Au cours de la période de rapport, le gouvernement du Canada a maintenu de solides efforts de prévention de la traite des personnes. En décembre 2013, les autorités ont publié le premier rapport d’étape sur la mise en œuvre du plan d’action national contre la traite des personnes, lancé en 2012. Sécurité publique Canada a mené un groupe de travail inter-organismes fédéral qui a tenu une réunion tous les mois. En 2013, la GRC a continué de tenir des activités de sensibilisation, formant environ 3700 fonctionnaires et membres de la société civile. La Colombie-Britannique avait le seul bureau provincial de lutte contre la traite des personnes au pays; ce bureau a réalisé des activités de prévention, de formation et de sensibilisation à l’aide de fonds fédéraux. En 2013, ce bureau a publié un plan d’action provincial contre la traite des personnes et a établi des partenariats avec des communautés autochtones, y compris dans des régions éloignées, afin de former des intervenants à identifier les femmes et les filles autochtones victimes de la traite des personnes et à les aider. Les gouvernements provinciaux du Québec et de l’Alberta ont poursuivi leurs partenariats avec des ONG et ont reçu des fonds fédéraux pour assurer la coordination des efforts provinciaux contre la traite des personnes. Afin de réduire l’ampleur du travail forcé, les autorités canadiennes ont continué d’appliquer des mécanismes de responsabilité pour les employeurs de travailleurs étrangers, y compris l’inspection des lieux de travail. Ces mécanismes pouvaient entraîner la considération des employeurs non conformes comme inadmissibles à l’embauche de travailleurs étrangers pour deux ans. Les agents d’immigration fournissaient des renseignements aux travailleurs étrangers temporaires, y compris les proches aidants, afin qu’ils sachent à qui s’adresser en cas d’exploitation ou d’abus, et qu’ils connaissent leurs droits. Certaines ONG ont déclaré que ces efforts ne permettaient pas de traiter les problèmes fondamentaux rendant les travailleurs étrangers temporaires vulnérables au travail forcé, et ont demandé l’accroissement de la surveillance nationale des pourvoyeurs de main-d’œuvre et des recruteurs.

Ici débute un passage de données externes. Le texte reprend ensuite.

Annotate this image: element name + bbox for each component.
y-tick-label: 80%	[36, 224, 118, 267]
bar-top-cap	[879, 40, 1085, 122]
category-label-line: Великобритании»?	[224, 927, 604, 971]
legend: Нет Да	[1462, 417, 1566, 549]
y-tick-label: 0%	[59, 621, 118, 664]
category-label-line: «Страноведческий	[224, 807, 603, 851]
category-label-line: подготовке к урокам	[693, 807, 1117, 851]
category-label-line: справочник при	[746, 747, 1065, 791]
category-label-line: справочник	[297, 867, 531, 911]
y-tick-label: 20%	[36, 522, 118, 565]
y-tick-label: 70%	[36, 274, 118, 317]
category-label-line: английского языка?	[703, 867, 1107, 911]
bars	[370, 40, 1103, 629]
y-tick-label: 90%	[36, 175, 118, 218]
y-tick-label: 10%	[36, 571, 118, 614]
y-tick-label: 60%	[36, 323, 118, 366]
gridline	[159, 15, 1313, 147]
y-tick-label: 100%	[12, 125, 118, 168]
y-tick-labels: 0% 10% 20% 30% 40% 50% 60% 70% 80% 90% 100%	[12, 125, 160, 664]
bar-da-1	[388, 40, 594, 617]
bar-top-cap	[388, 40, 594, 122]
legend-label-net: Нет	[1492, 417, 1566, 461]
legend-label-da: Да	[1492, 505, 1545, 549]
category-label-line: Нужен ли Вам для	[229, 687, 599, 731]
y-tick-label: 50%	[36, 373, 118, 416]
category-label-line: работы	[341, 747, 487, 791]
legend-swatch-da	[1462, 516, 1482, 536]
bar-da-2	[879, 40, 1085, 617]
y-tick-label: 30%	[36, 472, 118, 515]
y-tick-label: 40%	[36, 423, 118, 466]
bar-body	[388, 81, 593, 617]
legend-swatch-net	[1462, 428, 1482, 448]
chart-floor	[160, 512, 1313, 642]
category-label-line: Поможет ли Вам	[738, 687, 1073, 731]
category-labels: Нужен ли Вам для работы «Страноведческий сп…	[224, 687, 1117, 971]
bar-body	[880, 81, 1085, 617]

Le Canada est un pays source de touristes sexuels à la recherche d’enfants. Le Code criminel interdit aux ressortissants canadiens de pratiquer le tourisme sexuel impliquant des enfants à l’étranger et prévoit des peines allant jusqu’à l’emprisonnement pour 14 ans. Au cours de l’année, il n’y a pas eu de rapports publics d’enquêtes, de poursuites ou de condamnations visant des touristes sexuels à la recherche d’enfants. Avec chaque nouveau passeport canadien délivré, les autorités ont continué de distribuer une publication avertissant les Canadiens des peines prévues par les lois du Canada concernant le tourisme sexuel impliquant des enfants. Les autorités canadiennes ont fourni des renseignements sur la lutte contre la traite des personnes aux forces armées canadiennes avant leur déploiement dans le cadre de missions de maintien de la paix internationales. Les autorités canadiennes ont continué de poursuivre les personnes qui sollicitaient pour des activités sexuelles à des fins commerciales.